NRK face à Gaza et à l’Eurovision : entre devoir d’informer et tentation du boycott

Alors que la guerre à Gaza s’intensifie et que l’indignation gagne l’Europe, la Norvège se retrouve, elle aussi, face à un dilemme : faut-il chanter pendant que le monde brûle ?
Plusieurs chaînes publiques — en Irlande, en Espagne, aux Pays-Bas et en Slovénie — ont déjà menacé de boycotter l’Eurovision 2026 si Israël est maintenu dans la compétition.
Mais la NRK, le diffuseur public norvégien, choisit une autre voie : celle du principe et de la prudence, un peu comme un chef d’orchestre qui préfère tourner la page avant de briser le violon.
« Nous devons rester observateurs dans la guerre, mais participants dans la musique »
Dans une tribune qui fait grand bruit à Oslo, la direction de la NRK a tenu à clarifier sa position : il ne s’agit pas de fermer les yeux, mais de respecter les règles du jeu.
« Il est naturel de penser qu’un espace commun comme l’Eurovision doit réagir face à la guerre à Gaza », admet la chaîne.
« Mais notre rôle d’entreprise publique nous oblige à distinguer entre l’information et la participation. »

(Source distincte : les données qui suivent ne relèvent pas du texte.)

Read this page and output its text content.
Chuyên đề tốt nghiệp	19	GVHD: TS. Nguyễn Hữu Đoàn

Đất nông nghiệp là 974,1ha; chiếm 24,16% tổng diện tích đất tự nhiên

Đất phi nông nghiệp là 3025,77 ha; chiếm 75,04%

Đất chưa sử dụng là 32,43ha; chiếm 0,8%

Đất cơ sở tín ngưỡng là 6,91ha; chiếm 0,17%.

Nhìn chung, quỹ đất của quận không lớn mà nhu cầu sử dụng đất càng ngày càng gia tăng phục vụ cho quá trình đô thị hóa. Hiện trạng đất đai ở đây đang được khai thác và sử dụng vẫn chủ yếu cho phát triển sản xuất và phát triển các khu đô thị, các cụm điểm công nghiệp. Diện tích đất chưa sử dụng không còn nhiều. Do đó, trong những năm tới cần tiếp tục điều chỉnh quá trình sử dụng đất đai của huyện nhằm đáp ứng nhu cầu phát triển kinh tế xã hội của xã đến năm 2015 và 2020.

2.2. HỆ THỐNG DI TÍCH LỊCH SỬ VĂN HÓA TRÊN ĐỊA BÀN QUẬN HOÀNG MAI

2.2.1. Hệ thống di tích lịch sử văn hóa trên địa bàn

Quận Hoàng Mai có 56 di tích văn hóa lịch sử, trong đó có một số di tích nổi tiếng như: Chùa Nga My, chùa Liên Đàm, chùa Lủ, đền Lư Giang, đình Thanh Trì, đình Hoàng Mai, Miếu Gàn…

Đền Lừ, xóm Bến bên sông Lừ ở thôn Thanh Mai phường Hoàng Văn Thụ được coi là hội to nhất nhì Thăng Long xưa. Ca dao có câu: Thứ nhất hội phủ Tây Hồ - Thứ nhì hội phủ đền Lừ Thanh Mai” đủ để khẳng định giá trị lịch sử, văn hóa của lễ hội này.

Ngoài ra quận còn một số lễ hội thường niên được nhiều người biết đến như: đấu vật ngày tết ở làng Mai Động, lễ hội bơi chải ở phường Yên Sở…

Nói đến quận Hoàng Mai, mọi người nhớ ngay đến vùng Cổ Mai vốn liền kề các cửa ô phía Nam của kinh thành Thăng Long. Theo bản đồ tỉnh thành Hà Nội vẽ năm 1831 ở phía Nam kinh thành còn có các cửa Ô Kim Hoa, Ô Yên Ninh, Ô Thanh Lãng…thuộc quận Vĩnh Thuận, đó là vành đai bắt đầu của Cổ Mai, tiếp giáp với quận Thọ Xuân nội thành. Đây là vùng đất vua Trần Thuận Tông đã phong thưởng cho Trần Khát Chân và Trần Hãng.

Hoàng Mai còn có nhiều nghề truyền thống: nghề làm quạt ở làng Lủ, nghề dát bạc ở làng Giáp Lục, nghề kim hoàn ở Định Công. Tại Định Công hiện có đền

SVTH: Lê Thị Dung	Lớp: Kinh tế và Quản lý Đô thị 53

En clair : NRK veut dénoncer sans censurer, débattre sans se transformer en diplomatie parallèle.
Une pirouette équilibriste que même les scénaristes de Skam auraient hésité à écrire.
Trois points sensibles : image, votes et sécurité
La télévision publique norvégienne demande à l’Union Européenne de Radio-Télévision (UER/EBU) d’évaluer si la participation d’Israël nuit à la réputation du concours — un peu comme on vérifierait si une fausse note peut faire tomber un orchestre entier.
Mais ce n’est pas tout.
NRK met aussi en avant les failles du système de vote, accusant Israël d’avoir mené des campagnes actives pour influencer les résultats.
« L’UER doit renforcer le système afin qu’il ne puisse être manipulé », insiste la chaîne.
Enfin, la sécurité inquiète. Dans un concours censé célébrer la paix et la fête, voir des gardes armés escorter des délégations n’a rien d’un clip d’Abba.
NRK réclame donc des garanties pour la protection des artistes, des équipes et du public à Vienne.
Une position morale, mais pas militante
Certains demandent à NRK de passer à l’acte, de rejoindre le chœur du boycott.
Mais la chaîne refuse de transformer son antenne en tribune diplomatique.
Elle rappelle qu’en tant que service public, sa mission première reste l’information indépendante et impartiale.
« Nous croyons en une décision démocratique au sein de l’UER.
C’est à l’ensemble des membres de trancher, pas à NRK de mener une politique étrangère parallèle », explique la direction.
Un choix à la fois prudent et audacieux, qui veut préserver la crédibilité journalistique sans renier la conscience morale.
Chanter pour unir, débattre pour comprendre
Dans une époque où les concours de chansons deviennent des champs de bataille symboliques, la Norvège préfère la délibération à la défection.
Et si l’Eurovision a toujours prétendu « unir par la musique », la question aujourd’hui est peut-être : unir qui, et à quel prix ?
Entre les bombes et les ballades, NRK choisit la méthode scandinave : dialoguer avant de débrancher le micro.